では、実際のところどうなんでしょうか? PSムーブとは、WiiリモコンのPS3版、あるいはより精度の増したWiiリモコンというような製品なのでしょうか? 答えはNOです。Wiiリモコンと同じような使い方もできるというだけで、Wiiリモコンとは全く違う可能性を持った新しいコントローラーです。

というわけで今回は、WiiリモコンとPSムーブはここが違うよ、というポイントについてお話してみたいと思います。

リモコンじゃなくて、カメラ

PSムーブの図
コントローラーの先端にくっついている球体をスフィアと呼びます。PSEyeで撮影した映像から、光るスフィアを感知することでコントローラーの絶対的な位置を割り出します。
まず、最初に申し上げておきたいのは、PSムーブの肝は、あのスティックにスフィアと呼ばれる光る球がついたコントローラー、PSムーブ自身ではありません。

PSムーブには、加速度センサーやジャイロセンサーなど、コントローラーの動きを感知する為のセンサー類が内蔵されています。そういう意味では、大雑把にはWiiリモコンとWiiモーションプラスのセットに近いものと言えます。ちなみに、従来のPS3のコントローラーにも加速度センサーは内蔵されていました。あまり知られていないかもしれませんが、PS3でもコントローラーを振って遊べるゲームはいくつかあります。

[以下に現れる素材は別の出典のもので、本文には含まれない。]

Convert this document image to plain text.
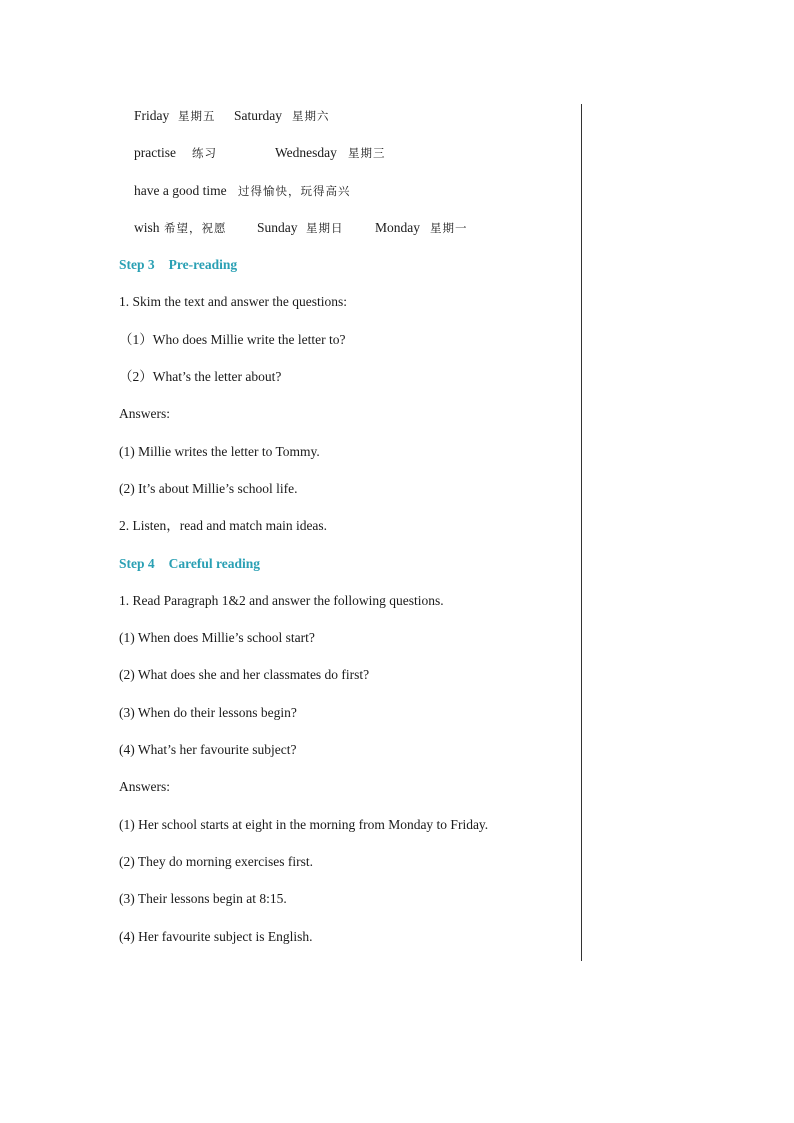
Friday 星期五 Saturday 星期六
practise 练习	Wednesday 星期三
have a good time 过得愉快，玩得高兴
wish 希望，祝愿 Sunday 星期日 Monday 星期一
Step 3 Pre-reading
1. Skim the text and answer the questions:
（1）Who does Millie write the letter to?
（2）What’s the letter about?
Answers:
(1) Millie writes the letter to Tommy.
(2) It’s about Millie’s school life.
2. Listen，read and match main ideas.
Step 4 Careful reading
1. Read Paragraph 1&2 and answer the following questions.
(1) When does Millie’s school start?
(2) What does she and her classmates do first?
(3) When do their lessons begin?
(4) What’s her favourite subject?
Answers:
(1) Her school starts at eight in the morning from Monday to Friday.
(2) They do morning exercises first.
(3) Their lessons begin at 8:15.
(4) Her favourite subject is English.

しかし、ポイントはカメラです。PSムーブはそれ単体では完結せず、PS3用カメラ、PlayStation Eye(以下PSEye)と組み合わせることで空間の認識を可能にします。また、これによって、Wiiリモコンのポインティングデバイスのように画面のある位置を指し示すこともできるようになります。

言ってみれば、PSEyeで映像を取り込んでゲームに利用する際に、スフィアによる発光でコントローラーの位置関係を明確にしたり、各種センサーによってコントローラの向きや動きを正確に把握する役割を果たすのがPSムーブであると言えます。

PSムーブがPSEyeをサポートするものだと考えた場合に、スティック型のコントローラーで何ができるかではなく、カメラで何ができるかをイメージすることで、Wiiリモコンとの差は鮮やかに浮かびあがります。